WangYueFt / dcp

346 stars 90 forks source link

Test dataset is used for model selection #26

Open gitouni opened 2 years ago

gitouni commented 2 years ago

Thanks for your contribution and sharing your implementation.

However, in this repo, the test dataloader is used for choosing the best model, but the best model is also used for testing. A more strict way for model selection is to split validation dataset from the training part because test dataset should be completely unseen before testing.

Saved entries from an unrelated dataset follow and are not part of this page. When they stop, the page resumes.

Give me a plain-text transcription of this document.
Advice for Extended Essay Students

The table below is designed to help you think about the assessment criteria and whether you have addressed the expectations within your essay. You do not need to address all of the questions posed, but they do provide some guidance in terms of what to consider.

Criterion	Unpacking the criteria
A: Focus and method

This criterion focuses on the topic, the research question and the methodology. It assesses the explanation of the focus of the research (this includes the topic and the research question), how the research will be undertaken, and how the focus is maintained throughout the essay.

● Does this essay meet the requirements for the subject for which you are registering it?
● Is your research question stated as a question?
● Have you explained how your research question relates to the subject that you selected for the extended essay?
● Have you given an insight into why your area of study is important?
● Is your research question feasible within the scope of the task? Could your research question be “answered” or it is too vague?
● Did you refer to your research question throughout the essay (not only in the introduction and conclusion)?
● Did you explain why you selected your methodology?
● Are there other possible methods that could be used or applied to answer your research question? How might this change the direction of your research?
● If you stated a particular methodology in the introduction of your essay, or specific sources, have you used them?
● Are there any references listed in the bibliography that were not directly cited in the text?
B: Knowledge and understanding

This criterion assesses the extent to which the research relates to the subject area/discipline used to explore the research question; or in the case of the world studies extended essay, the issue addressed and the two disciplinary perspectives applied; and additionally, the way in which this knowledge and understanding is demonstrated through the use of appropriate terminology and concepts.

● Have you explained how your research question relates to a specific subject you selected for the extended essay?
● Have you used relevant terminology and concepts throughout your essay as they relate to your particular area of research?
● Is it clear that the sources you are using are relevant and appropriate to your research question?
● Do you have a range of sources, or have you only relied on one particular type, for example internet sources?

Some relative codes are shown as follows:

class ModelNet40(Dataset):
    def __init__(self, num_points, partition='train', gaussian_noise=False, unseen=False, factor=4):
        self.data, self.label = load_data(partition)
        self.num_points = num_points
        self.partition = partition
        self.gaussian_noise = gaussian_noise
        self.unseen = unseen
        self.label = self.label.squeeze()
        self.factor = factor
        if self.unseen:
            ######## simulate testing on first 20 categories while training on last 20 categories
            if self.partition == 'test':
                self.data = self.data[self.label>=20]
                self.label = self.label[self.label>=20]
            elif self.partition == 'train':
                self.data = self.data[self.label<20]
                self.label = self.label[self.label<20]

The partition parameter can only be set as 'test' or 'train' and partition=test is used for evaluating and selecting the best model for training.

Hope for your reply, cheers.